Этот диссонанс усиливается, и внимательные глаза вскоре обнаруживают под регулярным плащом своего рода энергичное и точное воображение, готовое прорваться сквозь него. В этот век жил Гей, своего рода Лафонтен, настолько близкий к Лафонтену, насколько англичанин может быть близок, то есть не очень, но, по крайней мере, добрый и милый малый, очень искренний, очень откровенный, странно легкомысленный, рожденный быть обманутым, и молодой человек до самого конца. Свифт говорил о нем, что он никогда не должен был прожить более двадцати двух лет. «В остроумии — мужчина, в простоте — ребенок», — писал Поуп. Он жил, как Лафонтен, за счет великих, путешествовал столько, сколько мог, на их средства, терял деньги в спекуляциях Южного моря, пытался получить место при дворе, писал басни, полные человечности, чтобы сформировать сердце герцога Камберлендского, и закончил как любимый паразит и домашний поэт герцога и герцогини Куинсберри. В его характере было мало серьезного, и ни особых угрызений совести, ни манер. Это была его печальная участь, говорил он, «что он ничего не мог получить от двора, писал ли он за него или против него». И он написал свою собственную эпитафию:

«Жизнь — это шутка; и все вещи показывают это, / Я думал так однажды; но теперь я знаю это».

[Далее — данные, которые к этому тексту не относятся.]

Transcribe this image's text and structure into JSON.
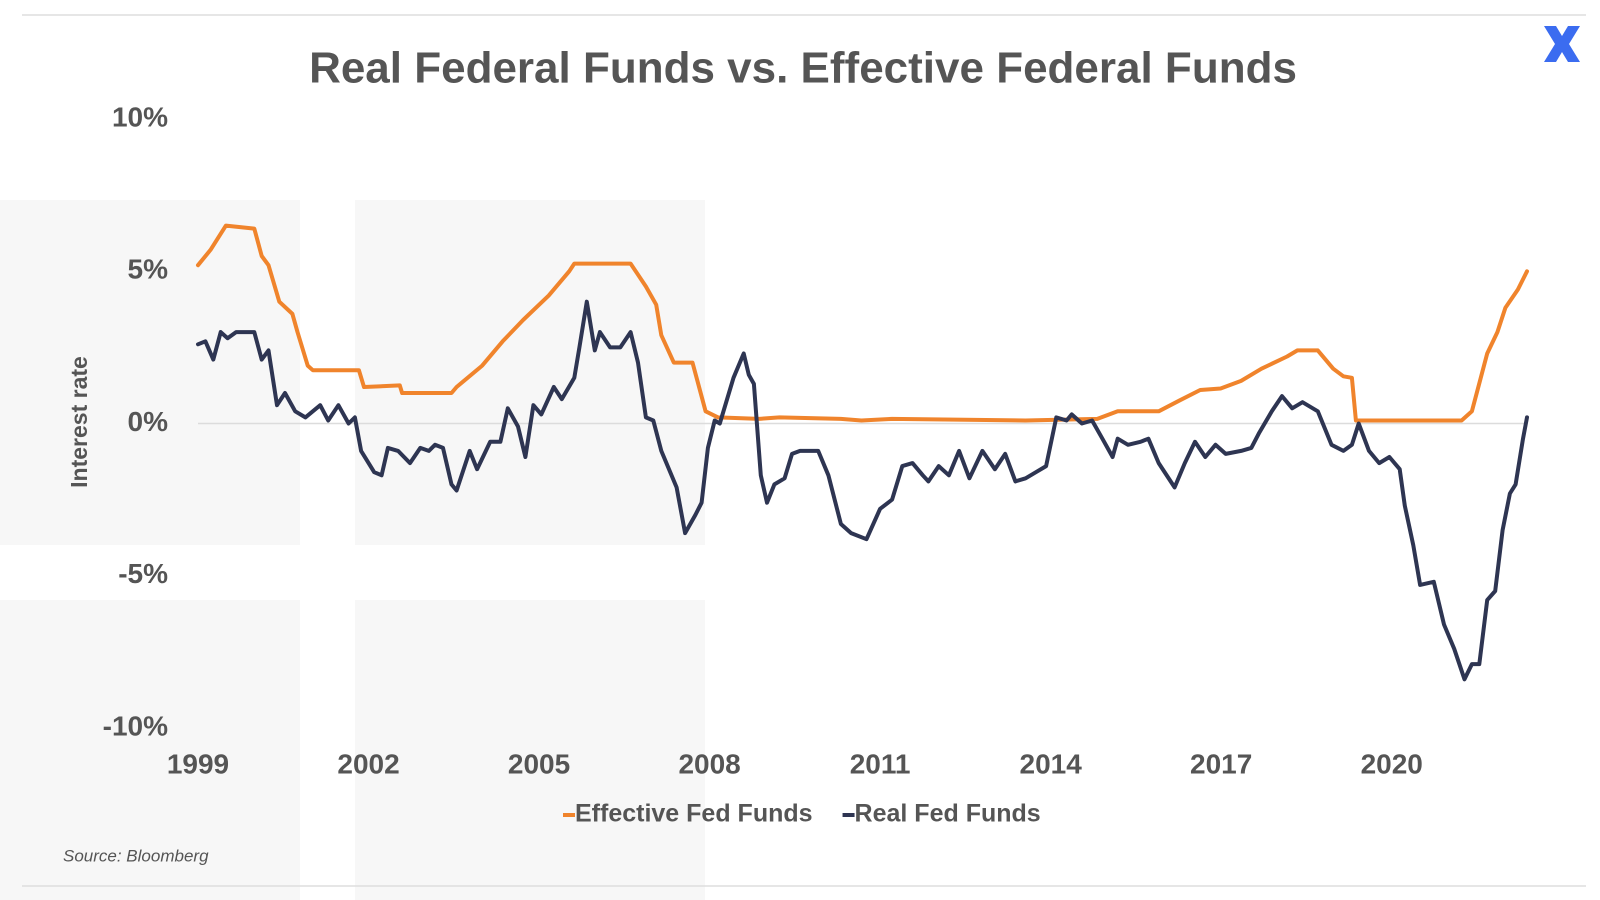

Этот смеющийся, беспечный поэт, чтобы отомстить министру, написал «Оперу нищего», самую яростную и грязную из карикатур. В этой Опере они перерезают горло людям вместо того, чтобы царапать их; младенцы обращаются с ножом, как и все остальные. И все же Гей был насмешником, но в своем собственном стиле, или, скорее, в стиле своей страны. Видя «некоторых молодых людей с пресной деликатностью», Амброуза Филипса, например, который писал элегантные и нежные пасторали в манере Фонтенеля, он забавлялся тем, что пародировал и противоречил им, и в «Пастушьей неделе» ввел реальные сельские нравы в метр и форму визионерской поэзии; «Ты не найдешь моих пастушек, праздно играющих на овсяных дудочках, но доящих коров, связывающих снопы, или, если свиньи заблудились, загоняющих их в свинарники. Мой пастух... спит не под миртовыми тенями, а под живой изгородью, и он не защищает бдительно свои стада от волков, потому что их нет». Представьте себе пастуха Феокрита или Вергилия, вынужденного надеть грубые башмаки и одежду девонширского свинопаса; такая странность позабавила бы нас контрастом его личности и его одежды. Так и здесь «Маг», «Борьба пастуха» травестированы в современном обличье. Послушайте песню первого пастуха, «Лоббина Клаута»:

«Лук дорог валлийцам, голландцам — масло, / Ирландским парням картофель — пир; / Овес для их праздника шотландские пастухи мелют, / Сладкая репа — еда Блаузелинд. / Пока она любит репу, я буду презирать масло, / Ни лук, ни овсянку, ни картофель не ценю».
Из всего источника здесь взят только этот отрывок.